Ordinateur quantique : la France se dote d’une plateforme hybride
Opérée depuis le CEA, cette plateforme mixe supercalculateurs et embryons de technologies quantiques pour mobiliser dès à présent les chercheurs, les startups et les industriels autour d’un enjeu de souveraineté technologique.
Pile un an après le lancement du Plan Quantique par Emmanuel Macron, la France se dote d’une première plateforme de calcul quantique « hybride ». En l’occurrence, cette plateforme, physiquement implantée à Saclay, au Très Grand Centre de Calcul du CEA DAM, a pour objectif de fédérer tous les développements quantiques du pays, et même d’Europe. Les chercheurs, les startups et les industriels de toutes tailles sont respectivement invités par les ministères de l’Enseignement supérieur, de l’Économie et des Armées à venir y exécuter leurs codes quantiques. Ou, du moins, à se servir de la plateforme pour identifier, développer et tester de nouveaux usages.
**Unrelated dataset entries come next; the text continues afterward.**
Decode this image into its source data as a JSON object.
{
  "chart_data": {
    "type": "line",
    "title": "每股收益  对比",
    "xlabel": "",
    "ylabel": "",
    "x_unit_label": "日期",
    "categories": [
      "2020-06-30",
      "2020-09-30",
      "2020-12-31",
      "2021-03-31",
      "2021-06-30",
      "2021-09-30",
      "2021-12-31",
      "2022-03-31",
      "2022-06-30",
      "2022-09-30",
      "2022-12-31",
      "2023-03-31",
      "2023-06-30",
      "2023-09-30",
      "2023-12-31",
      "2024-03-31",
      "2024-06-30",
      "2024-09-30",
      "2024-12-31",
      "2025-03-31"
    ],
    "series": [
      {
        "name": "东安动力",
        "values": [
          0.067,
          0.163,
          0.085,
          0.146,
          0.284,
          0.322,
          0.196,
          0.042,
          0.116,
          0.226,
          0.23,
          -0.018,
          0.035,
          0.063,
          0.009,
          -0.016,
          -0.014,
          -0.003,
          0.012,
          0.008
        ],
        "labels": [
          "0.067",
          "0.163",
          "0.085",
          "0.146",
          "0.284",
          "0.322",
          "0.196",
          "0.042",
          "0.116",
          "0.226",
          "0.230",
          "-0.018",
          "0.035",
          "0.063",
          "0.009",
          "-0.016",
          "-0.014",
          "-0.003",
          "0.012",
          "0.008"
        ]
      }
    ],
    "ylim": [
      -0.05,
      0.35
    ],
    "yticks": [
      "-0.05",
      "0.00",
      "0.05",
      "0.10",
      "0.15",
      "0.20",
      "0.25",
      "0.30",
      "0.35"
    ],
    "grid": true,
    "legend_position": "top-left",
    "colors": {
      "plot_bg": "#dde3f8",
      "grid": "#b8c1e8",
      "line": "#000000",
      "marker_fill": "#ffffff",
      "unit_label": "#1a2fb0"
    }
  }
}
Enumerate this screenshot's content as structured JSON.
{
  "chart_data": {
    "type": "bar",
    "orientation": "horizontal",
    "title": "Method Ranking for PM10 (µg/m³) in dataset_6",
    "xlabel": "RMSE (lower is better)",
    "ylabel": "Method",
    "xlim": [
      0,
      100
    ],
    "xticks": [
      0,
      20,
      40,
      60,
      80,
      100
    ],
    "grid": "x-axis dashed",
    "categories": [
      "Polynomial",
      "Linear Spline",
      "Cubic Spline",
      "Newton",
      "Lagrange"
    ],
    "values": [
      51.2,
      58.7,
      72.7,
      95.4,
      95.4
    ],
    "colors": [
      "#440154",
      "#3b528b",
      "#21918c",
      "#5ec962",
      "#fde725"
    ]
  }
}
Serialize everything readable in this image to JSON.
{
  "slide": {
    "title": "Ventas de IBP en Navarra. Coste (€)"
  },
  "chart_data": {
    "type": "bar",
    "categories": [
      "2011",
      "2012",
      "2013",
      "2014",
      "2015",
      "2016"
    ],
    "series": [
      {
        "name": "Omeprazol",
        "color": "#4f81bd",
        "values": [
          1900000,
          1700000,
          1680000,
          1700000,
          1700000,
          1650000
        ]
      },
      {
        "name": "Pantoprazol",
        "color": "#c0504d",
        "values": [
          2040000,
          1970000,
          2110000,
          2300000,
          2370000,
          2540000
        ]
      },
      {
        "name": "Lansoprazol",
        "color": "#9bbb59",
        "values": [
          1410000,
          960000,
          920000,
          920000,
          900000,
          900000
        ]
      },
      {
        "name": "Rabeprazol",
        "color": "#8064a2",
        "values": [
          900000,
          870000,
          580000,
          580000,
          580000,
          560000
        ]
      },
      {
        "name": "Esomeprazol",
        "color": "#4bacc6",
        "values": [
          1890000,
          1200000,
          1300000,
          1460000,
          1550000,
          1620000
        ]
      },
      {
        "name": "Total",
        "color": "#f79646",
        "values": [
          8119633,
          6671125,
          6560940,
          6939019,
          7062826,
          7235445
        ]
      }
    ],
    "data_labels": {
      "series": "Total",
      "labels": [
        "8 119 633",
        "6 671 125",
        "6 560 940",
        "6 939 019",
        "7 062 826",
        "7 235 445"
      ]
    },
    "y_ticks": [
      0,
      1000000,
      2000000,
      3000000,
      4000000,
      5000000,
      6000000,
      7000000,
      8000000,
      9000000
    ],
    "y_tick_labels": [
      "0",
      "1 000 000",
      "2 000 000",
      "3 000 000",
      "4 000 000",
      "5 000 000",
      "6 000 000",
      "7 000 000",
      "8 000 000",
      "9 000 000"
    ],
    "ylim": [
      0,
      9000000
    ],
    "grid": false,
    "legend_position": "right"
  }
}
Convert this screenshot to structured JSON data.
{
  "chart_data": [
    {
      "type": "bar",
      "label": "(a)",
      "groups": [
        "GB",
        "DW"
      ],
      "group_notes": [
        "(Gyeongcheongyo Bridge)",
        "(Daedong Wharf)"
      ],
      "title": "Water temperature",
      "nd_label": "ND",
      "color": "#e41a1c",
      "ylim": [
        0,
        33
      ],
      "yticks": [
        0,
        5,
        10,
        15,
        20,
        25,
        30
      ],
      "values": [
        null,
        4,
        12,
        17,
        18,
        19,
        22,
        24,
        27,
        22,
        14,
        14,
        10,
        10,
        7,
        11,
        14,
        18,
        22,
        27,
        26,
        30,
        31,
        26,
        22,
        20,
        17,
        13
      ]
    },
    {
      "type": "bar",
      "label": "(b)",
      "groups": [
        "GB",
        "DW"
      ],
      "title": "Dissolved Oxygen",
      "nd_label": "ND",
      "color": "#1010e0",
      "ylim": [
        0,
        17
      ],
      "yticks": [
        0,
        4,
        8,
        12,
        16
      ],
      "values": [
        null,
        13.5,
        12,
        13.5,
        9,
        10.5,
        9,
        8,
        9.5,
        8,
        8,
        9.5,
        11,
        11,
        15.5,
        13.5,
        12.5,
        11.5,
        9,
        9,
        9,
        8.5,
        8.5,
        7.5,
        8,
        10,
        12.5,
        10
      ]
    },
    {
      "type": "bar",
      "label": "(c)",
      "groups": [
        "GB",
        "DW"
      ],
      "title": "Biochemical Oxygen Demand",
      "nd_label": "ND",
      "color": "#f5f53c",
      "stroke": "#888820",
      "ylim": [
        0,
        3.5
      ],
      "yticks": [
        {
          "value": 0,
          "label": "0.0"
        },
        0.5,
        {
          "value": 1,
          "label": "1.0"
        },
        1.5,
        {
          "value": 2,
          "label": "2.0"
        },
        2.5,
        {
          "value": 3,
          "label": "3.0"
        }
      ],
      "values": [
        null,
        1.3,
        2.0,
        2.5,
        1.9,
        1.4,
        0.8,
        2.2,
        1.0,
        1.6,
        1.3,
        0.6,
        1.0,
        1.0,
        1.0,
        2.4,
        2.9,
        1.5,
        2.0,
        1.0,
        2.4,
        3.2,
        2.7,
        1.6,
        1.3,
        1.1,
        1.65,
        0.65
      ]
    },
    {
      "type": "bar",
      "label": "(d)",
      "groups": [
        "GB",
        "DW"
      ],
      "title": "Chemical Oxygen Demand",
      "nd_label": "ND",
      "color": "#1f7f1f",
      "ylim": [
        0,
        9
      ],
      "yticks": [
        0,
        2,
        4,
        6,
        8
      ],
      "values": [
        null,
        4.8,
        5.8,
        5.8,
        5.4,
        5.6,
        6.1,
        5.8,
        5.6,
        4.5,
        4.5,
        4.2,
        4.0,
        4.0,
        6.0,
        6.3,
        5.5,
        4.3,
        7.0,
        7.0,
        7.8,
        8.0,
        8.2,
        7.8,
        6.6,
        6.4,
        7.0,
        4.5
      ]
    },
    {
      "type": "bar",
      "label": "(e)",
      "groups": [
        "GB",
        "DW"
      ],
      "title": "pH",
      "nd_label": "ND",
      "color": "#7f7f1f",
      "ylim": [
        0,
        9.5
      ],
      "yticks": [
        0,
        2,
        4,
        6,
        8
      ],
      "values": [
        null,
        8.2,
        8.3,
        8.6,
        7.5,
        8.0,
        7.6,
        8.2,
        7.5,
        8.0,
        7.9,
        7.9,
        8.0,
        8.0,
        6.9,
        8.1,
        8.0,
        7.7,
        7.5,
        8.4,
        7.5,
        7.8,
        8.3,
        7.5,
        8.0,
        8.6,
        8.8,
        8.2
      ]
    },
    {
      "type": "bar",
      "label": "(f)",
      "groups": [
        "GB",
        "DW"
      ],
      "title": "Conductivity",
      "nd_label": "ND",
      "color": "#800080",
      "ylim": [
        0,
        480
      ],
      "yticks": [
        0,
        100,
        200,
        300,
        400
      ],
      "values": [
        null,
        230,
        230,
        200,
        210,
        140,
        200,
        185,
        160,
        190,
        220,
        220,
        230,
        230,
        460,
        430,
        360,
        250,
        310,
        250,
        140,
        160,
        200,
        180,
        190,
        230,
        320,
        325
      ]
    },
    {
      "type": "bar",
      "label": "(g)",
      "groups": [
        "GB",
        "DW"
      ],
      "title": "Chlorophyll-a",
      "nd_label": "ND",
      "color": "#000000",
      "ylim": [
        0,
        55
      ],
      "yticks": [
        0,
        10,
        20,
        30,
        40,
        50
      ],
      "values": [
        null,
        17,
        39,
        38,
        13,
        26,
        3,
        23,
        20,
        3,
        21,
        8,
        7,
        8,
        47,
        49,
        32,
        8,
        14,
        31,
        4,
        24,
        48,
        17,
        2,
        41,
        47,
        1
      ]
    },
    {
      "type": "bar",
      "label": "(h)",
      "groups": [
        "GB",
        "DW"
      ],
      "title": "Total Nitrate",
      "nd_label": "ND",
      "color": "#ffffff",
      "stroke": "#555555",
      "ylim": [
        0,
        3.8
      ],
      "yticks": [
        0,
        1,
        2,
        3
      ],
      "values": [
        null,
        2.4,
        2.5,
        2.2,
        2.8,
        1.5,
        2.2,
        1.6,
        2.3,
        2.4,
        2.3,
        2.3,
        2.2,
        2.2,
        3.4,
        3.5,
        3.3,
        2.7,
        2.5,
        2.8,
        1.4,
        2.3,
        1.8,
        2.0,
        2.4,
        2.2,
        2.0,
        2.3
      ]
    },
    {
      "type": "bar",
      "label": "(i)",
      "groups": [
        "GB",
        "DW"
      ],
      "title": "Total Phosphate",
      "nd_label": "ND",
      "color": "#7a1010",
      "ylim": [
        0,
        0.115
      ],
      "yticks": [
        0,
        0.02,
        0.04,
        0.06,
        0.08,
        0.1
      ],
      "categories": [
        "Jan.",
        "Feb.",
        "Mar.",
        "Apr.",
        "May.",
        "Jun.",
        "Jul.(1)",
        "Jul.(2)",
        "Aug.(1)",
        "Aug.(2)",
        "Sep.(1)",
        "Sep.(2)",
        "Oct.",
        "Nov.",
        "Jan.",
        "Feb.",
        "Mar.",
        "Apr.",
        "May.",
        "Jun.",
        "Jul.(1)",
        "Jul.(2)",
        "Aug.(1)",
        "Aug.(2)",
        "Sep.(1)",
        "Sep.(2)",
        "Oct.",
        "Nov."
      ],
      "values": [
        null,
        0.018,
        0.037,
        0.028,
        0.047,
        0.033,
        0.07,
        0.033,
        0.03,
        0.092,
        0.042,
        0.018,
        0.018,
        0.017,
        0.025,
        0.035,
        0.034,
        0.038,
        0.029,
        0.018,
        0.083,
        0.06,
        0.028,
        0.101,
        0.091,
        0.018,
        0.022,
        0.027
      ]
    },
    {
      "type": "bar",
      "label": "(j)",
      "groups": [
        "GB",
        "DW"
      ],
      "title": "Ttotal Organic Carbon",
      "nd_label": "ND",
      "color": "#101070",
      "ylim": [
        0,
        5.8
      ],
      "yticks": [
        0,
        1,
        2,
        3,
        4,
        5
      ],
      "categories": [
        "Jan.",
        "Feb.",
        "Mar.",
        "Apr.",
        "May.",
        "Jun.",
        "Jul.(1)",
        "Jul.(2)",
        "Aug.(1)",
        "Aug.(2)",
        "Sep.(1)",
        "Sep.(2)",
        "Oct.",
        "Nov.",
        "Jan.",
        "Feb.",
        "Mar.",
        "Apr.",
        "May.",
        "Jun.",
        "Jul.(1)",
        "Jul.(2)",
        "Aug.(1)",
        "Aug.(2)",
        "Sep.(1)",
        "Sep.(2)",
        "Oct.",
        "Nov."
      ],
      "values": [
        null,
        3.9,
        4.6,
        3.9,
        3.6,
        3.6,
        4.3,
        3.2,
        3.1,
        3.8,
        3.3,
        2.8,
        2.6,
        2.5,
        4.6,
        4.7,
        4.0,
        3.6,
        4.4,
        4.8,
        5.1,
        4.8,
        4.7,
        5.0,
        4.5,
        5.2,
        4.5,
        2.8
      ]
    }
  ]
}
Relevant d’un investissement public de 70 millions d’euros (sur le milliard d’euros du plan quantique apporté par l’État), plus, à terme, 100 millions d’euros de fonds privés (sur les 800 millions d’euros d’apports privés du plan quantique), cette plateforme est un embryon d’informatique quantique. Il s’agit plus exactement des ressources en supercalcul tout à fait traditionnelles du CEA, conjuguées, tantôt, avec le simulateur quantique d’Atos, tantôt, avec les deux processeurs quantiques à 100 qubits de la startup française Pasqal, née au sein de l’institut d’optique de Palaiseau.
L’objectif est de préparer le terrain en attendant que l’ordinateur quantique devienne une réalité. Basé sur la mécanique particulière qui se joue entre les particules à l’échelle subatomique – notamment que l’information se téléporte entre deux particules intriquées –, l’ordinateur quantique promet de résoudre certains processus bien plus rapidement que les ordinateurs classiques. On attend de lui qu’il sache automatiquement combiner un problème avec la solution qui y répond le mieux, là où un ordinateur classique doit tester une à une toutes les possibilités avant de trouver la bonne.
Problème, chaque laboratoire qui planche sur la mise au point de l’ordinateur quantique a sa propre recette pour y parvenir, de la soupe de particules cryogénisées au nuage d’éléments chimiques bombardés au laser. Les avancées des uns ou des autres conditionneront la manière dont on programmera demain l’ordinateur quantique. À l’heure actuelle, le flou total règne, mais les enjeux sont critiques : l’État qui maîtrisera le premier un calculateur quantique saura déchiffrer les communications des autres, trouvera la meilleure stratégie militaire en un battement de cils et déterminera pour le reste de la planète les composés chimiques qui sauvent des vies ou les annihilent.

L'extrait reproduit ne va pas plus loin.